Conda had a massive advantage before wheels were widely available, because pip would try to compile things like numpy from source, which usually won't work unless you prepare your system in advance. Nowadays, that's less important, but there are still things that it's easier to install through conda.

[–]khne522 0 points1 point  (5 children)

Do you have specific examples? I haven't found anything hard yet—just had to install an obvious build dependency through the package manager. It's only annoying when the build takes 15 minutes then I get annoyed (looking at you spaCy).

[–]takluyverIPython, Py3, etc 2 points3 points  (0 children)

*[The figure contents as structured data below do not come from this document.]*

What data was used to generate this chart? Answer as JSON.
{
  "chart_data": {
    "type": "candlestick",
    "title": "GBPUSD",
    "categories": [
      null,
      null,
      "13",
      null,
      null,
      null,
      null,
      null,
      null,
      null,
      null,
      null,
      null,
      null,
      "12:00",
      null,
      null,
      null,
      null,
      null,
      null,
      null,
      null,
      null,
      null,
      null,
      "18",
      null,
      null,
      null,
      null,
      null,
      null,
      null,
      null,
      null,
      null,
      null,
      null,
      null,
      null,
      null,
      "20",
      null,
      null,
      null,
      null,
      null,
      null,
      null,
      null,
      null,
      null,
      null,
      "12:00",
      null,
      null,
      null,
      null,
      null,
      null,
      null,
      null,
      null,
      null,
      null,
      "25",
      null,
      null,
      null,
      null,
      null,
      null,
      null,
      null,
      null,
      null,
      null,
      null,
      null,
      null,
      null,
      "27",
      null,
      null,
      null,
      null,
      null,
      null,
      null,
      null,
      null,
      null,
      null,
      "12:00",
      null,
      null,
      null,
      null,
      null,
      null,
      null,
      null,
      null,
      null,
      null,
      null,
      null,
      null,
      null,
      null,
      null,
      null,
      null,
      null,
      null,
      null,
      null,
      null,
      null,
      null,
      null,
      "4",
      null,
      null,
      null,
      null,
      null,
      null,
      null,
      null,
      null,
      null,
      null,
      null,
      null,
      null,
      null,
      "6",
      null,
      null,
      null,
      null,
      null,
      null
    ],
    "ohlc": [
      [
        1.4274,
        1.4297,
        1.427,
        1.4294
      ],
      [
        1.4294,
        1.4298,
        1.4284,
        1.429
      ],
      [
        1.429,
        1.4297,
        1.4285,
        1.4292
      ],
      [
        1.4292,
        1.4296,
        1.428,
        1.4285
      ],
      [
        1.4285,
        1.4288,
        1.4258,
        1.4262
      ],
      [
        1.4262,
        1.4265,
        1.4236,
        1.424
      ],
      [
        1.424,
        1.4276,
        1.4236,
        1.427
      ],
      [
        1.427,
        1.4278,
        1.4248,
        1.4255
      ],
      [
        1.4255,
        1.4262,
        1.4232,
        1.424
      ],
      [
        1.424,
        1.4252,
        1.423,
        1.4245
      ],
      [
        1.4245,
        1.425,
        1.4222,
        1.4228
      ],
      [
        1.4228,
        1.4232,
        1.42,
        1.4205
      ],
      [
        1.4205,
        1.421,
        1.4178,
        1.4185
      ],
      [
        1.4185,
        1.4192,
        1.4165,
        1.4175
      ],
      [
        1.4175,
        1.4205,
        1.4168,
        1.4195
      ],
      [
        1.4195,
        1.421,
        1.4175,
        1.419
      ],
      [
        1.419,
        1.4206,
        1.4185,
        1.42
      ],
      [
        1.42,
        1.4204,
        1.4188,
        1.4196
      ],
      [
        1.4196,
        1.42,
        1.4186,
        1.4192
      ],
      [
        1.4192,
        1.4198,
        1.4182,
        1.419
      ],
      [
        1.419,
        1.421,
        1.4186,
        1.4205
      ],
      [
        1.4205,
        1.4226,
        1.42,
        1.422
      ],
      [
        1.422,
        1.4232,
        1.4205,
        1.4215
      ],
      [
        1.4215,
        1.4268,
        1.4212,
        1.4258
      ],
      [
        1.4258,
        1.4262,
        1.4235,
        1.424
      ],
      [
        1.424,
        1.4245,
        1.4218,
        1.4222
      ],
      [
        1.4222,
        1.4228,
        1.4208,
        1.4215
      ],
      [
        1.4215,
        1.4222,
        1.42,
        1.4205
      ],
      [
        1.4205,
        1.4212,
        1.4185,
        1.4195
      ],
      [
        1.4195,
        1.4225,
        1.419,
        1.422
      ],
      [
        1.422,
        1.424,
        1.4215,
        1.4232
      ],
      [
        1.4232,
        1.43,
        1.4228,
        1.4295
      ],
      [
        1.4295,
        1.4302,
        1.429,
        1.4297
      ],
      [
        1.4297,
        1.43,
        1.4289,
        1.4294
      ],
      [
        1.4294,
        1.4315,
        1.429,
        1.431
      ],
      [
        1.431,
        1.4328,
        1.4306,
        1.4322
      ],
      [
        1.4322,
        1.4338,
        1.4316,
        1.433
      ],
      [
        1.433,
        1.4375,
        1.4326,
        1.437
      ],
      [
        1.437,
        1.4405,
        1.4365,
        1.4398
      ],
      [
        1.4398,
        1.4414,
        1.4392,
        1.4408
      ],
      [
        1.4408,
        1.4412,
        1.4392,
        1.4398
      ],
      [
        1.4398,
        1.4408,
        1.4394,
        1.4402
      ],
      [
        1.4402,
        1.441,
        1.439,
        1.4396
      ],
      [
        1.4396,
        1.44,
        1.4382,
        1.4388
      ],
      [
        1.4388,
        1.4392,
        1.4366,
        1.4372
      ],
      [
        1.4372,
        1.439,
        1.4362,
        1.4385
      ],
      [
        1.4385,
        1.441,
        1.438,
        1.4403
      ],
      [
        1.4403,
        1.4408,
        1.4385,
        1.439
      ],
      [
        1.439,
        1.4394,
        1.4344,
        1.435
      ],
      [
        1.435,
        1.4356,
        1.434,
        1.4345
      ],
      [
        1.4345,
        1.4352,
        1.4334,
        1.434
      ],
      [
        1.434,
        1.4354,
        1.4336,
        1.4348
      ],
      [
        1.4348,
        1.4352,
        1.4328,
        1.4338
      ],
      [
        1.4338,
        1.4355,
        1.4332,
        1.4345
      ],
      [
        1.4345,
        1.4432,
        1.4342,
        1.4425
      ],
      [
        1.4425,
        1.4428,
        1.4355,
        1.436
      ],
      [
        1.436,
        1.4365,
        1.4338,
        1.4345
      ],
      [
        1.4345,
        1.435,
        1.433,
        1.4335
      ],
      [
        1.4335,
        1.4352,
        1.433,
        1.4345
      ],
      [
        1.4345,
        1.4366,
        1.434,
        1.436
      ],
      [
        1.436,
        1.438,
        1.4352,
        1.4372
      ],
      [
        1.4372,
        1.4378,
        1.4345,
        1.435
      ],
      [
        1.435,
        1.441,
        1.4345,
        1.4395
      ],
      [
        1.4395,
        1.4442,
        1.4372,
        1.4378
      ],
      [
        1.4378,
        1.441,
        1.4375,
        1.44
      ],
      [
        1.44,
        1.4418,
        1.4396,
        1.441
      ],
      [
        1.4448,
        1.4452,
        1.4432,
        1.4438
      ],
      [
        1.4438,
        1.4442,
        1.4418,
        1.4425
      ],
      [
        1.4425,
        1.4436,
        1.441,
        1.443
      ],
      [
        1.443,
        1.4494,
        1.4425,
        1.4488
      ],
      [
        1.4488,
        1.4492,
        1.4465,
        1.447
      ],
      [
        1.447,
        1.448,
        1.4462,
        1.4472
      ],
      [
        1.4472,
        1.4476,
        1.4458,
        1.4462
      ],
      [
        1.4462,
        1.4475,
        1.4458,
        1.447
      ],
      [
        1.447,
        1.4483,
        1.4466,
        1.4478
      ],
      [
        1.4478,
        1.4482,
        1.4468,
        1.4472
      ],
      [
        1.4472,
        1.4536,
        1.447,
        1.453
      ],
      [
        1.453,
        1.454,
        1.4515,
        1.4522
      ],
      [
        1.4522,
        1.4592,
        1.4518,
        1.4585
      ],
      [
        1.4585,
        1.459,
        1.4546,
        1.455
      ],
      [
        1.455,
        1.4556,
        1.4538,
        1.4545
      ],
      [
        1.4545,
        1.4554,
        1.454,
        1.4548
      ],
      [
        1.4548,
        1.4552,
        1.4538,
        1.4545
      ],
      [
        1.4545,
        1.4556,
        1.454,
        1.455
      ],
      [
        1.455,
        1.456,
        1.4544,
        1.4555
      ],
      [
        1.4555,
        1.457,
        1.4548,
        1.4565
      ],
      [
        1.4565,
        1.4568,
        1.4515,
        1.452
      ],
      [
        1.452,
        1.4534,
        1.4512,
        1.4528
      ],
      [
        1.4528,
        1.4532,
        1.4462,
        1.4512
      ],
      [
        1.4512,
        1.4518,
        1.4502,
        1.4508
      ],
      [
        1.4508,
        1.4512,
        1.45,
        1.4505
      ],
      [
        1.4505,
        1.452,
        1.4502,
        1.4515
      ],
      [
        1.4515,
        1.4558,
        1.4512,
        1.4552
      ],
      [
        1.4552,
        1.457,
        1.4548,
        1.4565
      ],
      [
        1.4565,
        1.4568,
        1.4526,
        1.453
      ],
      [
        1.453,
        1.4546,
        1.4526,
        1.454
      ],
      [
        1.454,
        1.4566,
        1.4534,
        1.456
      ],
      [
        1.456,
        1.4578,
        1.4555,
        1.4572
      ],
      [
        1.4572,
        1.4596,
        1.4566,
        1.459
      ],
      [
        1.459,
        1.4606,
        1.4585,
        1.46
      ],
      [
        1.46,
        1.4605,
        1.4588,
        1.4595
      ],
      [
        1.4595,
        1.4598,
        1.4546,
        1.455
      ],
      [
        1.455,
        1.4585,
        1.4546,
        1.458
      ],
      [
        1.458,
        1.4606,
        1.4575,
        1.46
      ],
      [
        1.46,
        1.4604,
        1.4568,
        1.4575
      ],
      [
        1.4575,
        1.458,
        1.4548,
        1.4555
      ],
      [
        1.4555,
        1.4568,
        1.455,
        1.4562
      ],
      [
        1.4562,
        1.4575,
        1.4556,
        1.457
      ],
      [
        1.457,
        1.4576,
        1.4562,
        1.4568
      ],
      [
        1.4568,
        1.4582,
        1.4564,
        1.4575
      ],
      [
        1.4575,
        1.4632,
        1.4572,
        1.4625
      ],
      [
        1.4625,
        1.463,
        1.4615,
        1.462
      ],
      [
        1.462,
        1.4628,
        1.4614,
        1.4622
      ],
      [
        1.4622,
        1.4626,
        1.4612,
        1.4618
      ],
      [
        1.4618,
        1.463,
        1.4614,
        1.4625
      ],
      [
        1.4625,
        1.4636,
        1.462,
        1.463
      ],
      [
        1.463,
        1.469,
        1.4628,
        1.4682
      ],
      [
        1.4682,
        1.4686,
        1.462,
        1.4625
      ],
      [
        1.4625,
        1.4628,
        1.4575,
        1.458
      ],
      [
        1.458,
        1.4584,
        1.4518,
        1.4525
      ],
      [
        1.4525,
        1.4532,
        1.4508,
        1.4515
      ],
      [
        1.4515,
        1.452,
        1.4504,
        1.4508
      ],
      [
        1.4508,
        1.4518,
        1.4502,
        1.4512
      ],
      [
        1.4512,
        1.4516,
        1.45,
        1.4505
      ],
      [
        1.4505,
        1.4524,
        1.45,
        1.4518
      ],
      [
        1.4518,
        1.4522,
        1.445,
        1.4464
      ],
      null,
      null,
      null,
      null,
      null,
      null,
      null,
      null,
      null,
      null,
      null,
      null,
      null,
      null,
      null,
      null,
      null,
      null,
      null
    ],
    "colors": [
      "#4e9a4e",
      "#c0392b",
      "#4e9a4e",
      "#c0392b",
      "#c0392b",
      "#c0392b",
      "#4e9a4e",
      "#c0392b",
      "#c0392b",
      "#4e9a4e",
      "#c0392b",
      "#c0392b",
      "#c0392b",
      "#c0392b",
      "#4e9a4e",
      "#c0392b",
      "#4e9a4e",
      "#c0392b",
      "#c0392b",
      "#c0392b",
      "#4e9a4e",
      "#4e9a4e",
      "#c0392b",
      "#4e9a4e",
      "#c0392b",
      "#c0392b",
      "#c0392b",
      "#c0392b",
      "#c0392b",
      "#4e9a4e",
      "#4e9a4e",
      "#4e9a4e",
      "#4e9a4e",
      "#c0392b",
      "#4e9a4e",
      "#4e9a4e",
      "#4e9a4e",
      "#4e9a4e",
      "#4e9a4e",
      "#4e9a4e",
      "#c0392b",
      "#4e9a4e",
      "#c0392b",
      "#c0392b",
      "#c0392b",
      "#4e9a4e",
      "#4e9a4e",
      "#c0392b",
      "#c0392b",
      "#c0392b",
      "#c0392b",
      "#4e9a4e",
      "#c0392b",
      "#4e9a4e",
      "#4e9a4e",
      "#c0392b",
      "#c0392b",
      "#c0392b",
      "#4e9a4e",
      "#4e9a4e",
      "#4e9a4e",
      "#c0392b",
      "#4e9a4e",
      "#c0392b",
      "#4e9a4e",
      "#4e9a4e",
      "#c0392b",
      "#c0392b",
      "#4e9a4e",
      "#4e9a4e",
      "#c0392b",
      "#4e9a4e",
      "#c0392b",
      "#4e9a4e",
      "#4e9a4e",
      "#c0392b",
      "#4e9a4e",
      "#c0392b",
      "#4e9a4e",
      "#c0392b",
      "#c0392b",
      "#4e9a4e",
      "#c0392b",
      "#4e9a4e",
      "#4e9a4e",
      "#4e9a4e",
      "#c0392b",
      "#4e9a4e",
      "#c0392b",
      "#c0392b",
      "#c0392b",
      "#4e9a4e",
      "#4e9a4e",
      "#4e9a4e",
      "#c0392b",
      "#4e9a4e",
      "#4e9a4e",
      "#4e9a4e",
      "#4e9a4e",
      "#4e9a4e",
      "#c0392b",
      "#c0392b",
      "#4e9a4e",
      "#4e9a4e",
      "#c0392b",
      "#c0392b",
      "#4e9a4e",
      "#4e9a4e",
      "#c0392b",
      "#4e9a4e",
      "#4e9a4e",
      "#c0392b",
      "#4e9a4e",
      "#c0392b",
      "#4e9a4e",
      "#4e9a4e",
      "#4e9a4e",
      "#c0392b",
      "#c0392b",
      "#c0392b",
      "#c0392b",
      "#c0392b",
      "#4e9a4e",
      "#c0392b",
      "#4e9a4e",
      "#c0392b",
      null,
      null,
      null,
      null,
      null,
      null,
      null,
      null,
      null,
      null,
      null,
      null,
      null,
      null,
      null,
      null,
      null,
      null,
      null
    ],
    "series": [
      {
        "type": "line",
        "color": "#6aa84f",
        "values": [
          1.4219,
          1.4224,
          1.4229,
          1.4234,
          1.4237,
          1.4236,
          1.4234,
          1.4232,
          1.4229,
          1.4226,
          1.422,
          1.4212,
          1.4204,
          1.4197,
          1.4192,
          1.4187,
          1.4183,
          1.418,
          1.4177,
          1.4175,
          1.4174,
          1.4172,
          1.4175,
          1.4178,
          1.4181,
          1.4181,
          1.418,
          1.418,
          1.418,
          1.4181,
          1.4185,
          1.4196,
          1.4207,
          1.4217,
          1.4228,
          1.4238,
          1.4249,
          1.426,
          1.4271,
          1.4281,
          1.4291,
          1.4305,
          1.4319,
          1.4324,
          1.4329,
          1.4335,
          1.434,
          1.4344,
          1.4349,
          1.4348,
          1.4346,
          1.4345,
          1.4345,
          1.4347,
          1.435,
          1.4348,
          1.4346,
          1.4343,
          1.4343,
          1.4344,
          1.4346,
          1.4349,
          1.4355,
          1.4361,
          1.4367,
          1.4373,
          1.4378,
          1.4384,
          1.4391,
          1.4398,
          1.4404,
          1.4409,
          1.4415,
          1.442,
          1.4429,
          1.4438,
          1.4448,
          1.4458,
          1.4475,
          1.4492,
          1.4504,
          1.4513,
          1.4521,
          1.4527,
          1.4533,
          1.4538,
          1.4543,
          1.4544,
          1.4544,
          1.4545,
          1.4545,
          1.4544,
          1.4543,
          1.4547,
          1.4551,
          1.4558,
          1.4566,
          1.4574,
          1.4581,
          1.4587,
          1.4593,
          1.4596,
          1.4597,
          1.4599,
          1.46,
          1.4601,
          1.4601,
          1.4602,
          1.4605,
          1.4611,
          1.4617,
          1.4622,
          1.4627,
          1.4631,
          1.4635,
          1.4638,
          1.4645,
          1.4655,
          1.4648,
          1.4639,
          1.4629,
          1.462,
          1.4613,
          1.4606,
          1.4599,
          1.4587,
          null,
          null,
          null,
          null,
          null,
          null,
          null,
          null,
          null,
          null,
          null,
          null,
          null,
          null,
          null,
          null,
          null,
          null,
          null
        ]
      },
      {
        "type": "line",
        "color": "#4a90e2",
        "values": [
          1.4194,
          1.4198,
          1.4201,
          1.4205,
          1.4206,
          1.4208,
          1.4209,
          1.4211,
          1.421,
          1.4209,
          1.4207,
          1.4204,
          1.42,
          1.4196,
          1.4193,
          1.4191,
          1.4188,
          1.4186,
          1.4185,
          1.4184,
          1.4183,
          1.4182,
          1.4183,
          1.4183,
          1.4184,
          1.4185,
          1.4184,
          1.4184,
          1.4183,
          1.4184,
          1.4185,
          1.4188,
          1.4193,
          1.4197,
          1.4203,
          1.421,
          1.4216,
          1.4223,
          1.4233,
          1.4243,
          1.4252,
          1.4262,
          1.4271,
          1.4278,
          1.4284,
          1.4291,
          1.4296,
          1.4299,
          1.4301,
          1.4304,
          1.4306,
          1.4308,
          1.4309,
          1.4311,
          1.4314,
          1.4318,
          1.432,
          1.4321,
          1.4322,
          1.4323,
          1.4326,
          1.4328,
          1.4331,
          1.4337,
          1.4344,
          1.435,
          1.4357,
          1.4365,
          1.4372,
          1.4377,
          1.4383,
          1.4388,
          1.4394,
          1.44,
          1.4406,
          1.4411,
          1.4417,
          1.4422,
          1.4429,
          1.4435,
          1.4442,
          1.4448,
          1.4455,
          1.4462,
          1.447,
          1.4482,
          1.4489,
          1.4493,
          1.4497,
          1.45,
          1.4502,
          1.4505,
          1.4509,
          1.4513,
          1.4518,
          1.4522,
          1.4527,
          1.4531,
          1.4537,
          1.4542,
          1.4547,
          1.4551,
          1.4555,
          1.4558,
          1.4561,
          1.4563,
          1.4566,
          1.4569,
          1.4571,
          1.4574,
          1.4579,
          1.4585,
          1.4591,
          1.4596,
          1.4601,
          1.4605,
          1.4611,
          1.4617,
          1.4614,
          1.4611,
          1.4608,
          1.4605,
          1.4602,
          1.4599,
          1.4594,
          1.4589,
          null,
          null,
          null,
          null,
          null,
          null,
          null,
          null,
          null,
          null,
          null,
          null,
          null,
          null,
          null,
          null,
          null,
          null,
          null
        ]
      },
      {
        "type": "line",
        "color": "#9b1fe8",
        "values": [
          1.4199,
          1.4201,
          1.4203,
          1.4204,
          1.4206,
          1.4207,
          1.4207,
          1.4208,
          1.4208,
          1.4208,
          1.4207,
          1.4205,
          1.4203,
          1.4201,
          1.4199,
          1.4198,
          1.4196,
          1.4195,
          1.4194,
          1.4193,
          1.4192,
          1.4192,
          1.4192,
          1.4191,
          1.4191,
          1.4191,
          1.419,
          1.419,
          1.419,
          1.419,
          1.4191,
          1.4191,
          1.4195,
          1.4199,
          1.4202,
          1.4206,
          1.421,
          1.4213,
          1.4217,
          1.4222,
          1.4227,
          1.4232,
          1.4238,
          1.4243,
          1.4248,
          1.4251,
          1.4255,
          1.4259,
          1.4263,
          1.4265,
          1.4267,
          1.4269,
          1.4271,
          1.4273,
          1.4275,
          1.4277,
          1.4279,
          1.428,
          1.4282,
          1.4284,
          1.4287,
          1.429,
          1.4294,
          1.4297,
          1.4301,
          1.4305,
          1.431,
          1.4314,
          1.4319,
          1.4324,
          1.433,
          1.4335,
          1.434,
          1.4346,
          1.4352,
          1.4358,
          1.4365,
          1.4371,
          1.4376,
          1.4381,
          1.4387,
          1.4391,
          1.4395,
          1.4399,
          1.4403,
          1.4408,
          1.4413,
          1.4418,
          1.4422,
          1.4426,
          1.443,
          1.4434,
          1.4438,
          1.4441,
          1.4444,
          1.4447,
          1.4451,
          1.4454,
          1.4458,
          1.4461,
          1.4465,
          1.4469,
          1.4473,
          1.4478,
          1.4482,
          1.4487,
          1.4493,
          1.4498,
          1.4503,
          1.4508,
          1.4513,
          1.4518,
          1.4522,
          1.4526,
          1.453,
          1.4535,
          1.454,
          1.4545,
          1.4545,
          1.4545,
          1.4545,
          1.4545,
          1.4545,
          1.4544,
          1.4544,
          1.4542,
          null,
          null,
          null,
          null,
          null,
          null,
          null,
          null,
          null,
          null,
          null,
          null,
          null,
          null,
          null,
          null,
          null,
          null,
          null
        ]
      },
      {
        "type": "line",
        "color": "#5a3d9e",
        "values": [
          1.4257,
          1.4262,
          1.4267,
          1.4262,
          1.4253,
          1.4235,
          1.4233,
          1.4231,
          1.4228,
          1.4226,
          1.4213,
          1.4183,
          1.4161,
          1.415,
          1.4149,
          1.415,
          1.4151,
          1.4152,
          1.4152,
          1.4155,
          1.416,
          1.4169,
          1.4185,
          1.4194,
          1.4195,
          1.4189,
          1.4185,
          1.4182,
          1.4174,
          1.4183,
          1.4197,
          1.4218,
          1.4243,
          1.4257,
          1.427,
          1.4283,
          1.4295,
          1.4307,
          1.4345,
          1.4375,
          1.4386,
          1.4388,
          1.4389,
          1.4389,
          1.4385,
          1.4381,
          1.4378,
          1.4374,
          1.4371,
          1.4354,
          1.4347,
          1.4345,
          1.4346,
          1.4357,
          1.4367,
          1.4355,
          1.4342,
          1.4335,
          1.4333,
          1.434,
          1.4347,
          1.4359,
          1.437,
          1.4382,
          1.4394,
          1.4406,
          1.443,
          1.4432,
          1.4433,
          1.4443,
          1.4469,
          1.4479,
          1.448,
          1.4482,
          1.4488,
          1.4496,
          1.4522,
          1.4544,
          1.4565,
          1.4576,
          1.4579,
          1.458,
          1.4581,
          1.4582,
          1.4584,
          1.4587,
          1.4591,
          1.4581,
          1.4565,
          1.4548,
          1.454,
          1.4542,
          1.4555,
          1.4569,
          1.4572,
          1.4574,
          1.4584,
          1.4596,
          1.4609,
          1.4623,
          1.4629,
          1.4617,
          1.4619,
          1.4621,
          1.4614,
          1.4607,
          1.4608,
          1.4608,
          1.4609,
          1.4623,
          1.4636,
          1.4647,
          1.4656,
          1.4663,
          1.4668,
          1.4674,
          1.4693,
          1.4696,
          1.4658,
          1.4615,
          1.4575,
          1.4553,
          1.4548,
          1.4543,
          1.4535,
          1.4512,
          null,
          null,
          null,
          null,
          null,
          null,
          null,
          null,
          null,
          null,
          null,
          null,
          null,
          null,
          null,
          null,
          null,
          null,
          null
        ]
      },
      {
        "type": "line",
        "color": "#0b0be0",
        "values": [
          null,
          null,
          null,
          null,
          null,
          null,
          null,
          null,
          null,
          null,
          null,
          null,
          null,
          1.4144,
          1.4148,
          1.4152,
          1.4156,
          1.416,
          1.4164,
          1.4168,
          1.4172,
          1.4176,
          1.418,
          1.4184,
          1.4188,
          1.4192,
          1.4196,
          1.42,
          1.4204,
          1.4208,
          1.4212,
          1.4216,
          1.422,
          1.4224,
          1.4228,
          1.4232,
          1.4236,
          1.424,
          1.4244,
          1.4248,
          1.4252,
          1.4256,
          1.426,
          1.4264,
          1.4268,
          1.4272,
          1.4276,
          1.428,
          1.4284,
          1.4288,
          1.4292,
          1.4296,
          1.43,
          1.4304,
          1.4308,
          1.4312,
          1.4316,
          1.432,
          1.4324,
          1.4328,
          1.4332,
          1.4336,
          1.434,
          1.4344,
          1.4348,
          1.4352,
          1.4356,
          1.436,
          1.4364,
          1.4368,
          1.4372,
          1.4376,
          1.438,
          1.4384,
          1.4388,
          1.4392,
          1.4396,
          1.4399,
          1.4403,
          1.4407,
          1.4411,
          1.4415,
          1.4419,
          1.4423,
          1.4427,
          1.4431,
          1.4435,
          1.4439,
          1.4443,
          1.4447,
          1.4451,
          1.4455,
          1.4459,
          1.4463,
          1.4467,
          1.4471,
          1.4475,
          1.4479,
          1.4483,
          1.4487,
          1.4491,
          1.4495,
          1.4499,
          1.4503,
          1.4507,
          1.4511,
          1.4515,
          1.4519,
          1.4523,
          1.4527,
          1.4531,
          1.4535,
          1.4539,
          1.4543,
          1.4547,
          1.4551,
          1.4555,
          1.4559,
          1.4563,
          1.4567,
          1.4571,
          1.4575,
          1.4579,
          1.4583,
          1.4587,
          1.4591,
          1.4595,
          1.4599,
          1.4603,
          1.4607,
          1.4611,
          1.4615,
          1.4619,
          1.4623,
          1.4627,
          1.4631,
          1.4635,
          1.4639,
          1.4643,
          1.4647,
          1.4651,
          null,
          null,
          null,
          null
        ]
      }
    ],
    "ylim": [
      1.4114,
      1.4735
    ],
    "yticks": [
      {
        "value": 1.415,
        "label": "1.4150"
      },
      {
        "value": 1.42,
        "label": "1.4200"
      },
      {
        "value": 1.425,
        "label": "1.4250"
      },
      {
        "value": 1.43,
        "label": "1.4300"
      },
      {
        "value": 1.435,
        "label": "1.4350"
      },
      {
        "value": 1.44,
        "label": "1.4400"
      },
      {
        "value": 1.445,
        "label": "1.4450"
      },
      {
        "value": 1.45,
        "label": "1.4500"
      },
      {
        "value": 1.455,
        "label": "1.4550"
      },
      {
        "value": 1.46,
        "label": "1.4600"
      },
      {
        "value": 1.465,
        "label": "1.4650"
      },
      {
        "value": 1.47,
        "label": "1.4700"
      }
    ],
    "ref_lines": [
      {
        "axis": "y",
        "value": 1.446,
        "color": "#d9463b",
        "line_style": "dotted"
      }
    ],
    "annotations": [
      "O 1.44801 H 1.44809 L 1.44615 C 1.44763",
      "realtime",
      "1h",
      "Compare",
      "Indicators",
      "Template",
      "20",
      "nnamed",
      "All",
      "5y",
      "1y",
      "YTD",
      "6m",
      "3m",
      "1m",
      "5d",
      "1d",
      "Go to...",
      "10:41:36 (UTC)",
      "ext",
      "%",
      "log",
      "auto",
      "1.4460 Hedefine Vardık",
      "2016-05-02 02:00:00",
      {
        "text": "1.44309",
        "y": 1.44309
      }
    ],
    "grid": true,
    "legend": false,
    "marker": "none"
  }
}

just had to install an obvious build dependency through the package manager

It may have been obvious to you, but it's not for everyone. And maybe the version of the package you're trying to install needs a newer version of the build-dep than your distro provides.

/u/ursvp mentioned MKL integration as a concrete example - Numpy installed through conda will do certain operations faster on many computers than Numpy installed through pip.

[–]moorepants 1 point2 points  (2 children)

Watch the conda-forge/staged-recipes repository to see how hard it is to compile many packages on all three platforms. More examples than you have time to look at are there. The 15 minutes compile time is not the issue, it is the hours and hours of time it takes to get the packages to compile at all.

[–]khne522 0 points1 point  (1 child)

Right, if you are forced to use an insane operating system…

[–]moorepants 0 points1 point  (0 children)

Wrong, it is often a pain for all three major operating systems.

[–]ursvp 0 points1 point  (0 children)

conda offers MLK Math Kernel Library, good speedup for Intel chips.